A delicious and hearty breakfast quesadilla recipe featuring crispy bacon, fluffy scrambled eggs, and melted pepper jack cheese, all sandwiched between warm flour tortillas. Perfectly pan-fried for a golden, crispy exterior and gooey filling, served with classic toppings like sour cream, pico de gallo, and guacamole.

Ingredients

Meat

  • 8 slices bacon

Egg Mixture

  • 8 large eggs
  • 2 tablespoons milk
  • Pinch salt
  • Pinch of pepper
  • 1 tablespoon butter

Quesadilla Assembly

  • 8 flour tortillas (10-inch burrito size)
  • 1 cup shredded pepper jack cheese
  • 1 tablespoon butter or olive oil for cooking

To Serve

  • Sour cream
  • Pico de gallo
  • Guacamole

Instructions

  1. Cook the bacon: In a large skillet over medium heat, cook the bacon slices until they are crispy. Once cooked, remove them from the pan and slice or crumble them into bite-sized pieces. Set aside.
  2. Scramble the eggs: In a bowl, whisk together the eggs, milk, salt, and pepper until combined. Melt 1 tablespoon of butter in a skillet over medium-low heat, then pour in the egg mixture.

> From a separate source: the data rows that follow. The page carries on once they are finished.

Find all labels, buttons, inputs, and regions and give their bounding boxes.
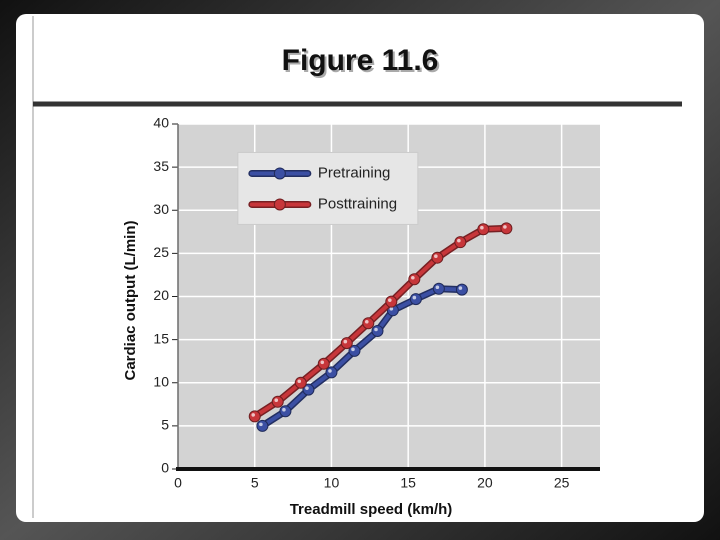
x-tick-label: 25 [554,475,570,491]
data-point [409,293,422,306]
data-point [294,376,307,389]
data-point [500,222,513,235]
data-point-highlight [343,339,348,344]
data-point-highlight [320,360,325,365]
data-point-highlight [434,254,438,258]
data-point [455,283,468,296]
data-point-highlight [251,413,256,417]
data-point-highlight [503,225,507,229]
x-tick-label: 5 [251,475,259,491]
data-point [371,325,384,337]
legend-label: Pretraining [318,164,391,181]
x-tick-label: 0 [174,475,182,491]
y-tick-label: 30 [153,201,169,217]
legend-box [237,151,419,225]
data-point-highlight [374,327,378,332]
title-shadow: Figure 11.6 [284,46,441,79]
data-point-highlight [305,386,309,390]
data-point-highlight [259,422,263,427]
data-point-highlight [412,295,417,300]
slide-title: Figure 11.6 [282,44,439,77]
data-point [340,337,353,350]
data-point-highlight [274,398,279,403]
data-point-highlight [351,347,355,352]
data-point-highlight [480,225,484,230]
data-point [454,236,467,249]
y-tick-label: 10 [153,373,169,389]
data-point [385,295,398,308]
data-point-highlight [411,275,415,280]
data-point-highlight [389,307,394,311]
y-tick-label: 5 [161,417,169,433]
legend-marker [273,167,286,180]
y-tick-label: 15 [153,330,169,346]
legend-marker [273,198,286,211]
x-axis-label: Treadmill speed (km/h) [290,501,453,518]
data-point [271,395,284,408]
data-point [279,405,292,418]
data-point [256,419,269,432]
series-line [260,286,464,428]
data-point-highlight [388,298,392,302]
data-point [317,357,330,370]
data-point-highlight [435,285,440,290]
data-point-highlight [328,369,332,373]
data-point [248,410,261,423]
y-tick-label: 20 [153,287,169,303]
legend-label: Posttraining [318,195,397,212]
y-axis-label: Cardiac output (L/min) [122,221,139,381]
y-tick-label: 35 [153,158,169,174]
data-point [362,317,375,330]
data-point-highlight [364,319,369,324]
x-tick-label: 20 [477,475,493,491]
data-point-highlight [457,238,461,243]
chart: 0 5 10 15 20 25 30 35 40 0 5 10 15 20 25 Treadmill spee… [122,115,600,518]
x-tick-label: 10 [324,475,340,491]
y-tick-label: 0 [161,460,169,476]
data-point-highlight [458,286,463,290]
data-point [408,273,421,286]
data-point [432,282,445,295]
data-point-highlight [282,407,286,412]
data-point [325,366,338,379]
y-tick-label: 25 [153,244,169,260]
x-tick-label: 15 [400,475,416,491]
y-tick-label: 40 [153,115,169,131]
data-point-highlight [297,379,302,384]
data-point [477,223,490,236]
data-point [431,251,444,264]
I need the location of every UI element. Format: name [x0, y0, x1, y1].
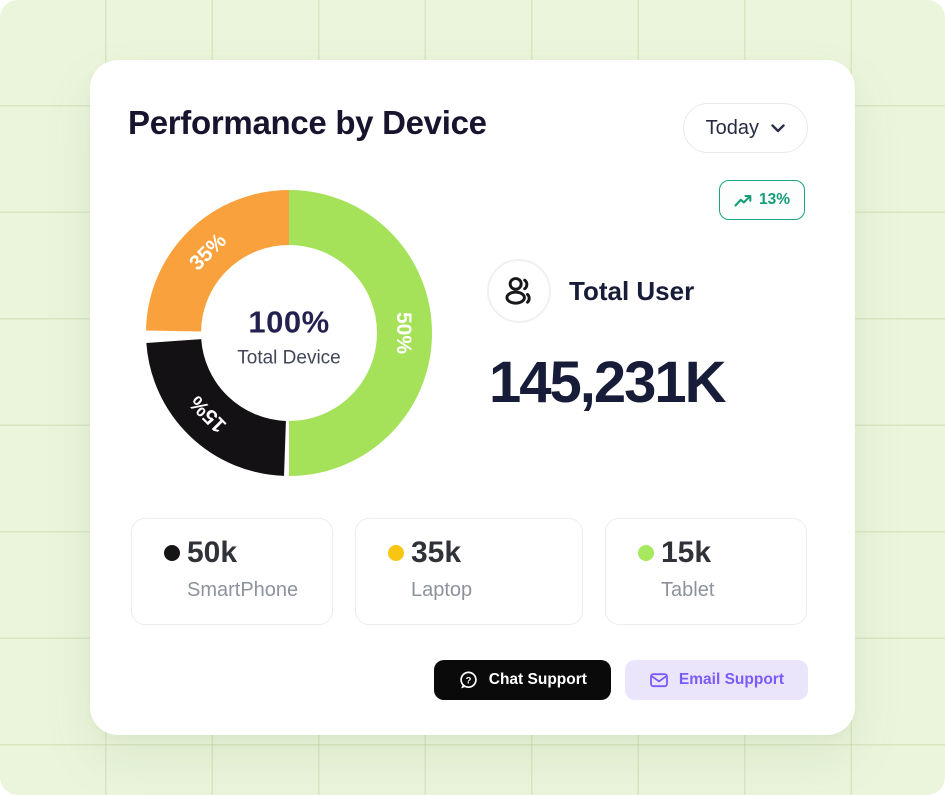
- donut-segment-black: [146, 338, 287, 476]
- laptop-dot: [388, 545, 404, 561]
- stat-card-smartphone: 50k SmartPhone: [131, 518, 333, 625]
- laptop-label: Laptop: [411, 579, 473, 601]
- total-user-section: Total User: [487, 259, 694, 323]
- actions-row: ? Chat Support Email Support: [433, 660, 808, 700]
- donut-chart-svg: 50% 35% 15%: [146, 190, 432, 476]
- total-user-value: 145,231K: [489, 350, 727, 415]
- chat-bubble-icon: ?: [458, 670, 479, 691]
- stat-card-laptop: 35k Laptop: [355, 518, 583, 625]
- donut-center-label: Total Device: [237, 347, 341, 369]
- donut-segment-orange: [146, 190, 290, 333]
- period-dropdown[interactable]: Today: [682, 103, 808, 153]
- smartphone-value: 50k: [187, 536, 238, 569]
- chevron-down-icon: [771, 123, 785, 133]
- donut-segment-green: [288, 190, 432, 476]
- stat-card-tablet: 15k Tablet: [605, 518, 807, 625]
- card-title: Performance by Device: [128, 104, 487, 141]
- envelope-icon: [649, 670, 669, 690]
- donut-center-value: 100%: [248, 304, 330, 340]
- trending-up-icon: [734, 193, 752, 207]
- period-dropdown-label: Today: [705, 116, 759, 139]
- svg-text:?: ?: [465, 675, 471, 686]
- stats-row: 50k SmartPhone 35k Laptop 15k Tablet: [131, 518, 807, 625]
- email-support-label: Email Support: [678, 671, 784, 688]
- donut-center: 100% Total Device: [237, 304, 341, 369]
- tablet-value: 15k: [661, 536, 712, 569]
- tablet-dot: [638, 545, 654, 561]
- chat-support-label: Chat Support: [488, 671, 587, 688]
- users-icon-circle: [487, 259, 551, 323]
- smartphone-dot: [164, 545, 180, 561]
- total-user-label: Total User: [569, 275, 695, 306]
- laptop-value: 35k: [411, 536, 462, 569]
- email-support-button[interactable]: Email Support: [624, 660, 808, 700]
- trend-badge-value: 13%: [758, 191, 790, 208]
- donut-label-green: 50%: [392, 312, 415, 354]
- chat-support-button[interactable]: ? Chat Support: [433, 660, 611, 700]
- donut-chart: 50% 35% 15% 100% Total Device: [139, 183, 439, 483]
- users-icon: [500, 272, 538, 310]
- trend-badge: 13%: [718, 180, 805, 220]
- tablet-label: Tablet: [661, 579, 715, 601]
- performance-card: Performance by Device Today 13%: [90, 60, 855, 735]
- smartphone-label: SmartPhone: [187, 579, 299, 601]
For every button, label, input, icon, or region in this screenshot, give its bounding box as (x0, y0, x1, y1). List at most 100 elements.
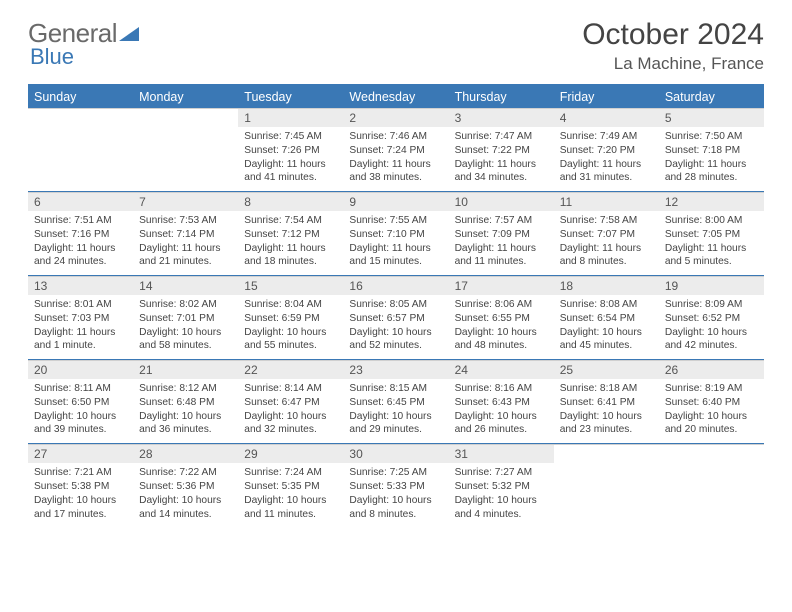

Cook gently, stirring occasionally, until the eggs are soft, fluffy, and fully cooked. Remove from heat.
  3. Assemble the quesadillas: Heat a large frying pan or skillet over medium-high heat and add a small amount of butter or olive oil (about a tablespoon to cook all quesadillas). Place one tortilla in the pan, sprinkle a layer of cheese evenly over the tortilla, add a layer of scrambled eggs, then the cooked bacon, and top with more cheese. Place a second tortilla on top and press down gently to help the filling stick to the top tortilla.
  4. Cook the quesadillas: Cook until the bottom tortilla is golden brown and the cheese is melting, about 2-3 minutes. Carefully flip the quesadilla over using a spatula, and cook the other side until golden brown as well, about another 2-3 minutes.
  5. Serve: Remove the quesadilla from the pan and let it cool slightly. Slice into wedges and serve with sour cream, pico de gallo, and guacamole for dipping or topping.

Notes

  • Use burrito-sized flour tortillas (about 10 inches) for easy folding and filling.
  • Adjust the amount of cheese and bacon to taste or substitute with other cheese varieties like cheddar or Monterey Jack.
  • For extra flavor, add diced onions, peppers, or jalapeños to the scrambled eggs.
  • Use a nonstick skillet or well-seasoned cast iron pan to prevent sticking and ensure even browning.
  • Leftover quesadillas can be wrapped in foil and refrigerated for up to 2 days; reheat in a skillet for best texture.